Ingredients for 8 servings:
- 1 small head of white cabbage
- 3 large carrots
- 5 m.-sized potatoes
- 2 large onions
- 3 cloves garlic
- 1 liter vegetable broth
- 1 liter beef broth
- 3 sausages (Kamenzer)
- 300 g minced meat, mixed
- 100 ml cream
- 3 tbsp tomato paste
- 2 tbsp balsamic vinegar
- 1 tbsp maple syrup
- e.g. salt and pepper
- possibly caraway
- possibly paprika powder
Instructions
Working time approx. 1 hour; Cooking/baking time approx. 30 minutes; Total time approx. 1 hour 30 minutes
hearty stew with a Saxon sausage specialty
Remove the stalk from the cabbage and chop the rest. Sauté in batches until browned to your liking. Transfer to a large pot, add vegetable and beef broth, and simmer on low heat. Sauté the finely chopped onions until lightly browned, then chop the carrots and potatoes and add them. Sauté for a few minutes.
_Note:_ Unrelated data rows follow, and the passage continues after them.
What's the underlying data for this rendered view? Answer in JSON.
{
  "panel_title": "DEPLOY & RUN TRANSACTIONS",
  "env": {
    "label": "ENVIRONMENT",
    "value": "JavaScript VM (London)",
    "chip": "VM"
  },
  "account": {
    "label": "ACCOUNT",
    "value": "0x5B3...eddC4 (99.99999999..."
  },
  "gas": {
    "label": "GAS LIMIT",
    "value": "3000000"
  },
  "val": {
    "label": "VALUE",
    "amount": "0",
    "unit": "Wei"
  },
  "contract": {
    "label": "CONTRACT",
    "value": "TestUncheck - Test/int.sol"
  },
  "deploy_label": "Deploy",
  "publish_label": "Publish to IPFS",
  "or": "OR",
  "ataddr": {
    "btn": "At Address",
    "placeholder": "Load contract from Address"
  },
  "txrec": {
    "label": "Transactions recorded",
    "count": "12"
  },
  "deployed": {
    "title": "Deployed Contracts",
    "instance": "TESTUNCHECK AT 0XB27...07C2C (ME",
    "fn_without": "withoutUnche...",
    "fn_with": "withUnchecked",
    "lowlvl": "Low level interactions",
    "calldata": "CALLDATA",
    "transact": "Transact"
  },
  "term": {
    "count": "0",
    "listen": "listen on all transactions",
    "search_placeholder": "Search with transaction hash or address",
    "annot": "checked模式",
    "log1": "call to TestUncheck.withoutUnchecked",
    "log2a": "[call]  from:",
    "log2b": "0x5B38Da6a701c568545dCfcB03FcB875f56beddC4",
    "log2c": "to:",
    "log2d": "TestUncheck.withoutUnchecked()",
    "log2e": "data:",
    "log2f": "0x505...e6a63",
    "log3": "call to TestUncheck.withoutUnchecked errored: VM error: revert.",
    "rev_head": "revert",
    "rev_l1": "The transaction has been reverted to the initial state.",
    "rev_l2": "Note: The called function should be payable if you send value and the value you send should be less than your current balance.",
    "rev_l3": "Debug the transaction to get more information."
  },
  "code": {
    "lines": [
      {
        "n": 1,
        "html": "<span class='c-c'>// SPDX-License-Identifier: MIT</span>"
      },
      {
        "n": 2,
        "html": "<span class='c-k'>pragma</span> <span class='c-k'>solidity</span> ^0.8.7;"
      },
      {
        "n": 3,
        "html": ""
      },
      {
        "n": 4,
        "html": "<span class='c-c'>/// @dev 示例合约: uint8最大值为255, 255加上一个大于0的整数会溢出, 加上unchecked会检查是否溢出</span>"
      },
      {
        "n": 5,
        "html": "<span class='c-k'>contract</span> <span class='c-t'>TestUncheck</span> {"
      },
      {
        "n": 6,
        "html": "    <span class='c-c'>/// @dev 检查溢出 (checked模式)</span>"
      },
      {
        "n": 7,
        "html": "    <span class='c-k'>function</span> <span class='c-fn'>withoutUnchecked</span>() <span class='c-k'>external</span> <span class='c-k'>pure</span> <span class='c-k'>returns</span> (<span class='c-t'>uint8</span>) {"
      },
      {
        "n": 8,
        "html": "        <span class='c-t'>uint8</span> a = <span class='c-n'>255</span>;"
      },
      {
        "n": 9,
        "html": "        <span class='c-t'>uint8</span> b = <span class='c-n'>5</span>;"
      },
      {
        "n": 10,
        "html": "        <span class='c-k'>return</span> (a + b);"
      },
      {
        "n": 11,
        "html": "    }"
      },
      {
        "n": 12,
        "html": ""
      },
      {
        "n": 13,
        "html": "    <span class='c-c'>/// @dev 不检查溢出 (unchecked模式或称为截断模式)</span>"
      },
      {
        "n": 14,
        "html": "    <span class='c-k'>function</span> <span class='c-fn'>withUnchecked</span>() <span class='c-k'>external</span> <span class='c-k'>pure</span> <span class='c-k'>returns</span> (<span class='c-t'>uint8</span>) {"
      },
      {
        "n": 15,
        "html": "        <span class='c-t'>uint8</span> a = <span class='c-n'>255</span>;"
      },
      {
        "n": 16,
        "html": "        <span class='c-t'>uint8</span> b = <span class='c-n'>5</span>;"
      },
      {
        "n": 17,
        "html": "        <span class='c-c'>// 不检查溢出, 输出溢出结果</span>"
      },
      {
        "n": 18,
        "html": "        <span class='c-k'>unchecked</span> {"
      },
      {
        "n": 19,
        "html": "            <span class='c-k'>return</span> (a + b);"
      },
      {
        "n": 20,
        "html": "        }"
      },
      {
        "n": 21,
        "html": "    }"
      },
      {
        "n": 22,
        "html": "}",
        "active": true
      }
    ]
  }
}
Add the finely chopped garlic and cook on low heat for a maximum of 1 minute, stirring. The garlic aroma should develop, but don’t burn it, or it will become bitter. Add the contents of the pan to the stew. Chop the Kamenzer sausages and add them to the stew. Fry the ground meat until crumbly and add to the stew. Simmer for about 15 minutes. The broth should now have absorbed the flavor of the Kamenzer sausage. If using a substitute sausage, season with caraway and a little paprika if desired. Combine the cream with tomato paste, balsamic vinegar, and maple syrup (a little sugar or honey will do), and add to the stew. Season with salt and pepper. Kamenzer sausages are a specialty sausage from Kamenz, Saxony. If you don’t have any on hand, you can look for something similar; Debreziner sausages work too. I always cook a large pot full at once, so I can use up a whole white cabbage at once, and the stew freezes well.